Il existe aujourd’hui une forte coopération entre le Cerema et le ministère, notamment à travers la rédaction conjointe de guides, comme dans le cadre du programme EduRénov, par exemple avec la rédaction par le Cerema et le CSTB de la charte sur les bonnes pratiques en matière de rénovation durable des établissements scolaires.
Par ailleurs, un centre de ressources pour la rénovation du bâti scolaire sera prochainement lancé. Il mettra à disposition des élus et services techniques une compilation de ressources pour soutenir la rénovation et la transition écologique des écoles, collèges et lycées.
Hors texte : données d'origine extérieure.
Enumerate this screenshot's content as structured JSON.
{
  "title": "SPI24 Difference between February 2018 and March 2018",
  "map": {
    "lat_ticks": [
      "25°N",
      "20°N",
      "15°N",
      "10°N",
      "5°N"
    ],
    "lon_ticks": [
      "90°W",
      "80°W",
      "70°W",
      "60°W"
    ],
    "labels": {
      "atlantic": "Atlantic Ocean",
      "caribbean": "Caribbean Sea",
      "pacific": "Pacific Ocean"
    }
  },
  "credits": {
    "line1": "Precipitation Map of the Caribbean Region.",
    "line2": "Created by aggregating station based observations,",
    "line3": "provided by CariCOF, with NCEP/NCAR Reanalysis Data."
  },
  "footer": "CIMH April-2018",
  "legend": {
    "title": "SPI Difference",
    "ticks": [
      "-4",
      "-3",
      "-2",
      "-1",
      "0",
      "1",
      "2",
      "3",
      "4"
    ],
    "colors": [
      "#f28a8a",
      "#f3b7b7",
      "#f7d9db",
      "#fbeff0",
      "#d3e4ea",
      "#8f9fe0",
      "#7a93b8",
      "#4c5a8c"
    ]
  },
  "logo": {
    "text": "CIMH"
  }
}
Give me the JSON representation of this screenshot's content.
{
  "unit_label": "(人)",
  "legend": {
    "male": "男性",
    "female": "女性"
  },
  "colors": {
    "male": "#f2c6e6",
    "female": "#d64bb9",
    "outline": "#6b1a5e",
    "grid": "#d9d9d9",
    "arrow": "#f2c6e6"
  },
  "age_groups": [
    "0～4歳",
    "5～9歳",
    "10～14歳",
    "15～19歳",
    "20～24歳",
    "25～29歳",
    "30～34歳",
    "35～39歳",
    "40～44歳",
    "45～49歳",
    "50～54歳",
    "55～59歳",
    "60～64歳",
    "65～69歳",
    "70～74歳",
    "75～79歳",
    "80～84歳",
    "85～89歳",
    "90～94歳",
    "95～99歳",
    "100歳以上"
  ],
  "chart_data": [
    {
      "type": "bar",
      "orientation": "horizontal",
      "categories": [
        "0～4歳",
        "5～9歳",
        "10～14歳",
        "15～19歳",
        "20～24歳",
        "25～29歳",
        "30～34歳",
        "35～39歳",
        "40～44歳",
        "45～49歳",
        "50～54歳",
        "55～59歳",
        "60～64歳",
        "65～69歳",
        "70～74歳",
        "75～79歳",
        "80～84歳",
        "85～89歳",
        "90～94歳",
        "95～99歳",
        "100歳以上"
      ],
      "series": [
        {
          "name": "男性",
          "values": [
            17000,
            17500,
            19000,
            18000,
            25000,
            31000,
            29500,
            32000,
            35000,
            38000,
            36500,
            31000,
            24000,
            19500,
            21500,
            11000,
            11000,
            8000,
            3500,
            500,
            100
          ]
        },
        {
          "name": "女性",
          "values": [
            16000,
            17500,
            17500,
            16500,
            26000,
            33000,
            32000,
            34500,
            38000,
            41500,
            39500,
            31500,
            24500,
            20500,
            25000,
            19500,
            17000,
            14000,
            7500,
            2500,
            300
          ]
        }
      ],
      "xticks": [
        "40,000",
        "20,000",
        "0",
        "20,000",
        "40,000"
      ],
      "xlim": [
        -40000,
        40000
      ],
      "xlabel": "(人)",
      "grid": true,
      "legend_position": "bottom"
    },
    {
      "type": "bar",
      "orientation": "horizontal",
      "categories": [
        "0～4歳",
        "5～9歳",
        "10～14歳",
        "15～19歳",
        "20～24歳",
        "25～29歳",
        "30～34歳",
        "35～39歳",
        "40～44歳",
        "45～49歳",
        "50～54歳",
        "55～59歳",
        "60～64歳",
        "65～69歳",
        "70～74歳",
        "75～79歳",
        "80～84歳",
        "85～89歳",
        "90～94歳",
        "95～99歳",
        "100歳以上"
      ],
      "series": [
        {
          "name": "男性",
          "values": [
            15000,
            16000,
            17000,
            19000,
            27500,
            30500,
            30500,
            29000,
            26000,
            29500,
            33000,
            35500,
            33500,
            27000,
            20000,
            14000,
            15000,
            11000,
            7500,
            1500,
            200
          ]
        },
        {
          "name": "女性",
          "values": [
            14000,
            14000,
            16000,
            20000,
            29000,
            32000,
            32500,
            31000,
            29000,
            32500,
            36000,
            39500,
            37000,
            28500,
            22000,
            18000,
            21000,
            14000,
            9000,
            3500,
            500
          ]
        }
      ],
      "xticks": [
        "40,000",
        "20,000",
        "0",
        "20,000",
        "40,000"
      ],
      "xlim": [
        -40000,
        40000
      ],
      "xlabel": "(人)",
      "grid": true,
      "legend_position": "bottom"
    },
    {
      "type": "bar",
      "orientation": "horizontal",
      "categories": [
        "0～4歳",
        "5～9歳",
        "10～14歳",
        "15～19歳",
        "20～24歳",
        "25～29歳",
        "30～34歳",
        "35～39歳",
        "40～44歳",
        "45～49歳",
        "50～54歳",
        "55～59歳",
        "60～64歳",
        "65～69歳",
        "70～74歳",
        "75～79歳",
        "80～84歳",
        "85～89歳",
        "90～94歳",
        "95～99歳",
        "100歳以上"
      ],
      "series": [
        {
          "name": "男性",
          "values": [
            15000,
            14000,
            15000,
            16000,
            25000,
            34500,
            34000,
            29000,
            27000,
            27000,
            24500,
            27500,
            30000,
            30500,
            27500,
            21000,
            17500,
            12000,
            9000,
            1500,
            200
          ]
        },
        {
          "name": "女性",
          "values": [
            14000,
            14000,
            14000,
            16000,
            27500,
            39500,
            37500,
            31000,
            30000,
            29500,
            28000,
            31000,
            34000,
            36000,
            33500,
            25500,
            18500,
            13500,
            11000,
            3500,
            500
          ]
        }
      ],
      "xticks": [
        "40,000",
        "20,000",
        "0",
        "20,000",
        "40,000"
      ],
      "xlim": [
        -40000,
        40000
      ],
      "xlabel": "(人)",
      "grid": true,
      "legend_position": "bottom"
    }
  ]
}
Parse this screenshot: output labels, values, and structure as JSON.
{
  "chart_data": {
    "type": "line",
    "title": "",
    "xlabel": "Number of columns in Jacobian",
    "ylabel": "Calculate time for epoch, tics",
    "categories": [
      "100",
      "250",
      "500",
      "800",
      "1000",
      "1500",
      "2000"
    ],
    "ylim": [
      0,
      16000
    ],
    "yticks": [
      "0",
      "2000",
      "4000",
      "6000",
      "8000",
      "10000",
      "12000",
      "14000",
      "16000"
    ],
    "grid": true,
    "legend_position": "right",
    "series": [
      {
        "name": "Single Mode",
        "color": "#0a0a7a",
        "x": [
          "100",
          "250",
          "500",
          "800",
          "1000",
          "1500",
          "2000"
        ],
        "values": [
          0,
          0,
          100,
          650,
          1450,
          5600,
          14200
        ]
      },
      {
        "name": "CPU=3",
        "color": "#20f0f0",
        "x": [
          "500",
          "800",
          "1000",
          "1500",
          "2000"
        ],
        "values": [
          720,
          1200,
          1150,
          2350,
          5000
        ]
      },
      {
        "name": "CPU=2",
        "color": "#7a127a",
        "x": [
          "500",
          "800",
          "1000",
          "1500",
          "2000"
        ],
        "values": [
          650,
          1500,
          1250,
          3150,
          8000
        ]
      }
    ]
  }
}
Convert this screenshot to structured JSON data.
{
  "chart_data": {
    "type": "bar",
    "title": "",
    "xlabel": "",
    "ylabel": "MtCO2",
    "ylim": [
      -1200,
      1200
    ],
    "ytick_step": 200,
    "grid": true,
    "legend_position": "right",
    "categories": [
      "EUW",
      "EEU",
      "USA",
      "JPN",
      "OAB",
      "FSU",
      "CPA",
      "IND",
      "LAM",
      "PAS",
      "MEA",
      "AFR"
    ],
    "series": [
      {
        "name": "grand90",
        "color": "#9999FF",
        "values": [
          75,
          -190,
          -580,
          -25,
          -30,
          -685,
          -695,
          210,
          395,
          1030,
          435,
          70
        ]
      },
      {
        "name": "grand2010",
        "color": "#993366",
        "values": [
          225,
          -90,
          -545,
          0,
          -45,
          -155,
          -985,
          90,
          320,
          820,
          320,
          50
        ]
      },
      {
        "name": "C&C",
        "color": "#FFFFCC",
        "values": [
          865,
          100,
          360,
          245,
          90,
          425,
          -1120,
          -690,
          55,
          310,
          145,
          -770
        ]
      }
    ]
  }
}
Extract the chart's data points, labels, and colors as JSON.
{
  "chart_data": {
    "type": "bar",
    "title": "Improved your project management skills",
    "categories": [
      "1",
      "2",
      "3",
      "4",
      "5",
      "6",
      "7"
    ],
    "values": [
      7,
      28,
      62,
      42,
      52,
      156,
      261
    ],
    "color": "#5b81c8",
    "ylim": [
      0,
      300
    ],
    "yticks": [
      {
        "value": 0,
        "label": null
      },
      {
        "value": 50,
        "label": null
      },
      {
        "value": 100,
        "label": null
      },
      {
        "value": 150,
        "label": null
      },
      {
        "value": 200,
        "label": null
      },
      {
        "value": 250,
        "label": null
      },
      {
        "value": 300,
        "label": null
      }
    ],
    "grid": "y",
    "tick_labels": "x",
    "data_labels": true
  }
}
Cet outil est issu d'un travail entre différents partenaires institutionnels dont le ministère de le Cerema.
L’accompagnement du Cerema peut porter non seulement sur ces aspects techniques, mais aussi sur des aspects pédagogiques. Nous avons par exemple développé un partenariat national sur les challenges CUBE portés par le Cerema et l’Ifpeb dans le cadre du programme ACTEE : les élèves réalisent un diagnostic des consommations énergétiques de leur école et formulent des propositions d’action pour les réduire. Ces projets pédagogiques contribuent à faire le lien entre actions de transition écologique et montée en compétence des élèves. Ils peuvent s’inscrire dans la démarche E3D de l’établissement ou favoriser le lancement de cette démarche.
Pour aller plus loin, nous souhaitons renforcer la coopération entre le ministère de l’Éducation nationale et le Cerema au niveau des territoires, à l’échelon académique. Dans tous les rectorats, le ministère de l’Éducation nationale a mis en place des chefs de mission académique EDD - inspecteurs d’académie chargés de piloter l’éducation au développement durable - et plus récemment des référents bâti scolaire qui sont plus particulièrement au contact des collectivités territoriales pour ces questions relatives au bâti scolaire. Nous organiserons un échange entre le Cerema et ces deux réseaux, afin de travailler ensemble non seulement au niveau national mais aussi au niveau académique.